- Supreme Court of the United States

Argued April 27–28, 1938 Decided May 31, 1938
- Full case name: Collins v. Yosemite Park & Curry Co.
- Citations: 304 U.S. 518 (more) 58 S. Ct. 1009; 82 L. Ed. 1502; 1938 U.S. LEXIS 1030

Case history
- Prior: 20 F. Supp. 1009 (N.D. Cal. 1937)

Court membership
- Chief Justice Charles E. Hughes Associate Justices James C. McReynolds · Louis Brandeis Pierce Butler · Harlan F. Stone Owen Roberts · Benjamin N. Cardozo Hugo Black · Stanley F. Reed

Case opinions
- Majority: Reed, joined by Hughes, Brandeis, Butler, Stone, Roberts, Black
- Concurrence: McReynolds
- Cardozo took no part in the consideration or decision of the case.

= Collins v. Yosemite Park & Curry Co. =

Collins v.

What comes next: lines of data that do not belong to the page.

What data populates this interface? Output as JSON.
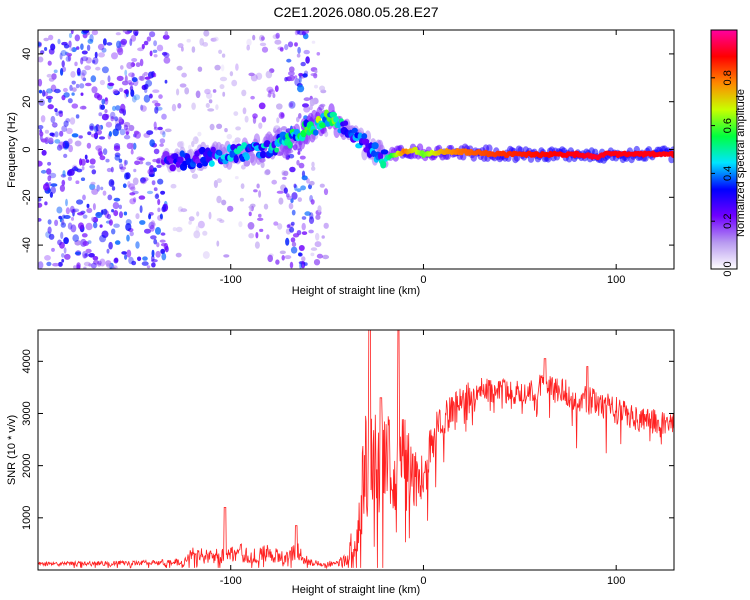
{
  "chart_data": [
    {
      "type": "heatmap",
      "title": "C2E1.2026.080.05.28.E27",
      "xlabel": "Height of straight line (km)",
      "ylabel": "Frequency (Hz)",
      "xlim": [
        -200,
        130
      ],
      "ylim": [
        -50,
        50
      ],
      "xticks": [
        -100,
        0,
        100
      ],
      "yticks": [
        -40,
        -20,
        0,
        20,
        40
      ],
      "colorbar": {
        "label": "Normalized spectral amplitude",
        "range": [
          0,
          1
        ],
        "ticks": [
          "0.0",
          "0.2",
          "0.4",
          "0.6",
          "0.8"
        ],
        "colors": [
          "#ffffff",
          "#b89af0",
          "#7000ff",
          "#0000ff",
          "#00e5ff",
          "#00ff40",
          "#c8ff00",
          "#ff8800",
          "#ff0000",
          "#ff00a0"
        ]
      },
      "ridge_x": [
        -135,
        -120,
        -110,
        -100,
        -90,
        -80,
        -72,
        -65,
        -58,
        -52,
        -48,
        -44,
        -40,
        -35,
        -30,
        -25,
        -20,
        -15,
        -10,
        -5,
        0,
        10,
        20,
        40,
        60,
        80,
        90,
        95,
        100,
        110,
        120,
        130
      ],
      "ridge_y": [
        -5,
        -4,
        -3,
        -2,
        -1,
        1,
        3,
        6,
        9,
        12,
        13,
        10,
        8,
        5,
        2,
        -1,
        -4,
        -2,
        -1,
        0,
        -2,
        -1,
        -1,
        -2,
        -2,
        -2,
        -3,
        -2,
        -2,
        -2,
        -2,
        -2
      ],
      "ridge_amplitude": [
        0.3,
        0.35,
        0.4,
        0.42,
        0.44,
        0.45,
        0.5,
        0.55,
        0.58,
        0.6,
        0.62,
        0.5,
        0.45,
        0.4,
        0.35,
        0.4,
        0.45,
        0.6,
        0.8,
        0.7,
        0.6,
        0.75,
        0.8,
        0.85,
        0.88,
        0.9,
        0.92,
        0.9,
        0.9,
        0.9,
        0.9,
        0.9
      ],
      "noise_bands": [
        {
          "x": [
            -200,
            -133
          ],
          "density": 0.9,
          "amplitude": 0.3
        },
        {
          "x": [
            -133,
            -90
          ],
          "density": 0.25,
          "amplitude": 0.12
        },
        {
          "x": [
            -90,
            -72
          ],
          "density": 0.45,
          "amplitude": 0.18
        },
        {
          "x": [
            -72,
            -58
          ],
          "density": 0.9,
          "amplitude": 0.3
        },
        {
          "x": [
            -58,
            -50
          ],
          "density": 0.5,
          "amplitude": 0.15
        }
      ]
    },
    {
      "type": "line",
      "xlabel": "Height of straight line (km)",
      "ylabel": "SNR (10 * v/v)",
      "xlim": [
        -200,
        130
      ],
      "ylim": [
        0,
        4600
      ],
      "xticks": [
        -100,
        0,
        100
      ],
      "yticks": [
        1000,
        2000,
        3000,
        4000
      ],
      "series": [
        {
          "name": "SNR",
          "color": "#ff2020",
          "trend_x": [
            -200,
            -150,
            -125,
            -120,
            -110,
            -95,
            -90,
            -80,
            -72,
            -65,
            -60,
            -52,
            -45,
            -40,
            -35,
            -32,
            -30,
            -28,
            -26,
            -24,
            -20,
            -15,
            -10,
            -5,
            0,
            5,
            10,
            15,
            20,
            30,
            40,
            50,
            60,
            70,
            80,
            90,
            100,
            110,
            120,
            130
          ],
          "trend_y": [
            120,
            130,
            150,
            320,
            260,
            330,
            260,
            330,
            220,
            380,
            150,
            120,
            120,
            180,
            600,
            1500,
            2300,
            1400,
            2600,
            1800,
            2300,
            1900,
            2300,
            1600,
            1900,
            2500,
            2800,
            3100,
            3300,
            3450,
            3450,
            3400,
            3500,
            3450,
            3300,
            3200,
            3050,
            2900,
            2850,
            2800
          ],
          "noise_y": [
            60,
            80,
            120,
            220,
            220,
            300,
            250,
            280,
            200,
            300,
            150,
            80,
            100,
            300,
            800,
            1500,
            1800,
            1700,
            1800,
            1600,
            1500,
            1400,
            1300,
            1100,
            1000,
            800,
            600,
            500,
            450,
            420,
            420,
            420,
            420,
            420,
            450,
            450,
            450,
            400,
            400,
            350
          ],
          "peaks": [
            {
              "x": -103,
              "y": 1200
            },
            {
              "x": -66,
              "y": 850
            },
            {
              "x": -28,
              "y": 4600
            },
            {
              "x": -13,
              "y": 4600
            },
            {
              "x": -22,
              "y": 3300
            },
            {
              "x": 63,
              "y": 4050
            },
            {
              "x": 85,
              "y": 3900
            }
          ]
        }
      ]
    }
  ]
}
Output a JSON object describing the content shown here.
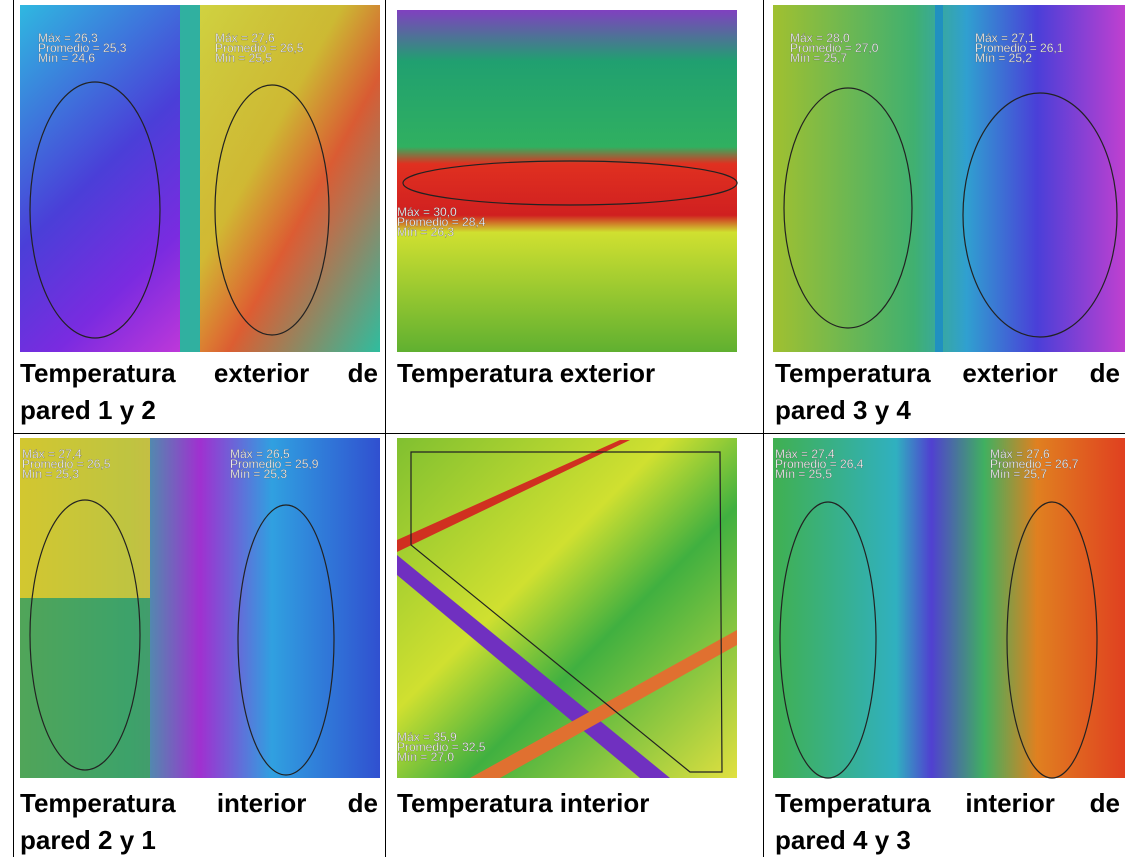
{
  "table": {
    "cells": [
      {
        "caption": "Temperatura exterior de pared 1 y 2",
        "readouts": [
          [
            "Máx = 26,3",
            "Promedio = 25,3",
            "Mín = 24,6"
          ],
          [
            "Máx = 27,6",
            "Promedio = 26,5",
            "Mín = 25,5"
          ]
        ]
      },
      {
        "caption": "Temperatura exterior",
        "readouts": [
          [
            "Máx = 30,0",
            "Promedio = 28,4",
            "Mín = 26,3"
          ]
        ]
      },
      {
        "caption": "Temperatura exterior de pared 3 y 4",
        "readouts": [
          [
            "Máx = 28,0",
            "Promedio = 27,0",
            "Mín = 25,7"
          ],
          [
            "Máx = 27,1",
            "Promedio = 26,1",
            "Mín = 25,2"
          ]
        ]
      },
      {
        "caption": "Temperatura interior de pared 2 y 1",
        "readouts": [
          [
            "Máx = 27,4",
            "Promedio = 26,5",
            "Mín = 25,3"
          ],
          [
            "Máx = 26,5",
            "Promedio = 25,9",
            "Mín = 25,3"
          ]
        ]
      },
      {
        "caption": "Temperatura interior",
        "readouts": [
          [
            "Máx = 35,9",
            "Promedio = 32,5",
            "Mín = 27,0"
          ]
        ]
      },
      {
        "caption": "Temperatura interior de pared 4 y 3",
        "readouts": [
          [
            "Máx = 27,4",
            "Promedio = 26,4",
            "Mín = 25,5"
          ],
          [
            "Máx = 27,6",
            "Promedio = 26,7",
            "Mín = 25,7"
          ]
        ]
      }
    ]
  }
}
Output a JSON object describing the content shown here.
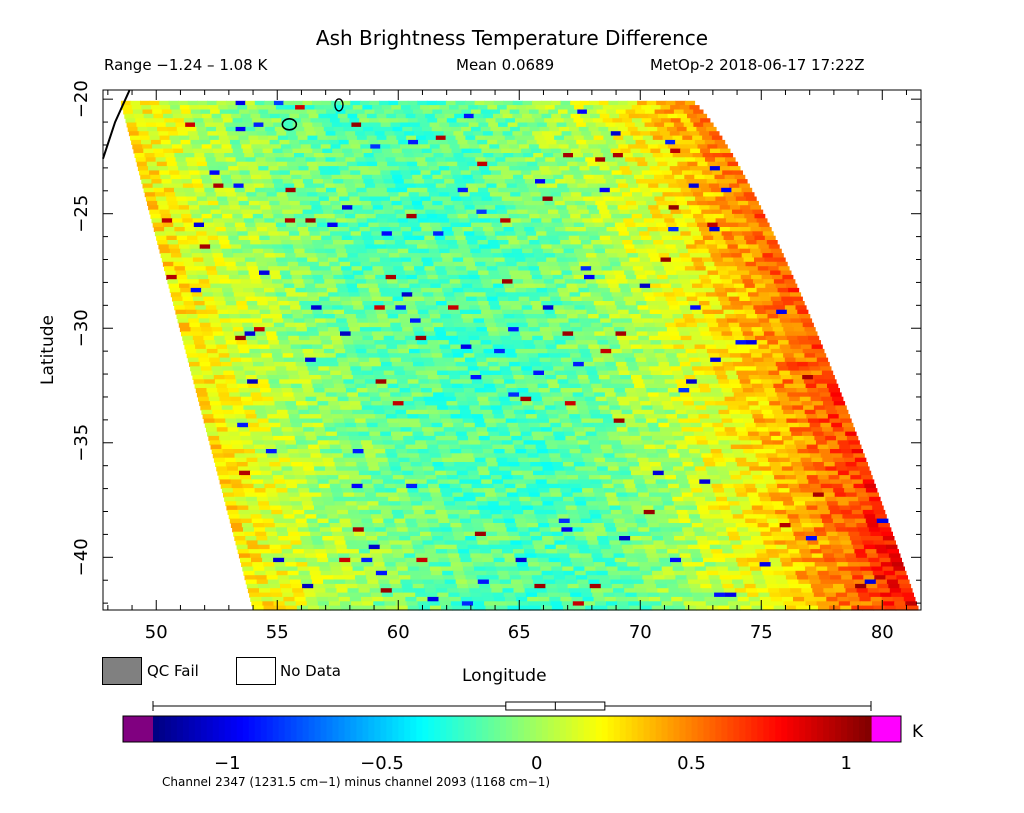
{
  "chart_data": {
    "type": "heatmap",
    "title": "Ash Brightness Temperature Difference",
    "range_text": "Range −1.24 – 1.08 K",
    "mean_text": "Mean 0.0689",
    "source_text": "MetOp-2 2018-06-17 17:22Z",
    "xlabel": "Longitude",
    "ylabel": "Latitude",
    "xlim": [
      47.8,
      81.6
    ],
    "ylim": [
      -42.3,
      -19.6
    ],
    "x_ticks": [
      "50",
      "55",
      "60",
      "65",
      "70",
      "75",
      "80"
    ],
    "x_tick_values": [
      50,
      55,
      60,
      65,
      70,
      75,
      80
    ],
    "y_ticks": [
      "−20",
      "−25",
      "−30",
      "−35",
      "−40"
    ],
    "y_tick_values": [
      -20,
      -25,
      -30,
      -35,
      -40
    ],
    "swath_corners": {
      "top_left": [
        48.5,
        -20
      ],
      "top_right": [
        72,
        -20
      ],
      "bottom_left": [
        54,
        -42.3
      ],
      "bottom_right": [
        81.5,
        -42.3
      ]
    },
    "colorbar": {
      "range": [
        -1.24,
        1.08
      ],
      "ticks": [
        "−1",
        "−0.5",
        "0",
        "0.5",
        "1"
      ],
      "tick_values": [
        -1,
        -0.5,
        0,
        0.5,
        1
      ],
      "unit": "K",
      "boxplot": {
        "min": -1.24,
        "q1": -0.1,
        "median": 0.06,
        "q3": 0.22,
        "max": 1.08
      },
      "under_color": "#800080",
      "over_color": "#ff00ff"
    },
    "legend": [
      {
        "label": "QC Fail",
        "color": "#808080"
      },
      {
        "label": "No Data",
        "color": "#ffffff"
      }
    ],
    "footnote": "Channel 2347 (1231.5 cm−1) minus channel 2093 (1168 cm−1)"
  }
}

Yosemite Park & Curry Co., 304 U.S. 518 (1938), is a court case in which the appellee, the Yosemite Park and Curry Co., brought this suit to enjoin the California State Board of Equalization and the State Attorney General from enforcing the 'Alcoholic Beverage Control Act' of the State of California, within the limits of Yosemite National Park.

==Supreme Court involvement==
The court distinguished between the State's power under the Twenty-first Amendment to regulate the importation of liquor to the state, and its "territorial jurisdiction" over a federal enclave like the park.

The court held that the sections of a California statute which levied excises on sales of liquor in Yosemite National Park were enforceable in the Park, while sections of the same statute providing regulation of the Park liquor traffic through licenses were unenforceable.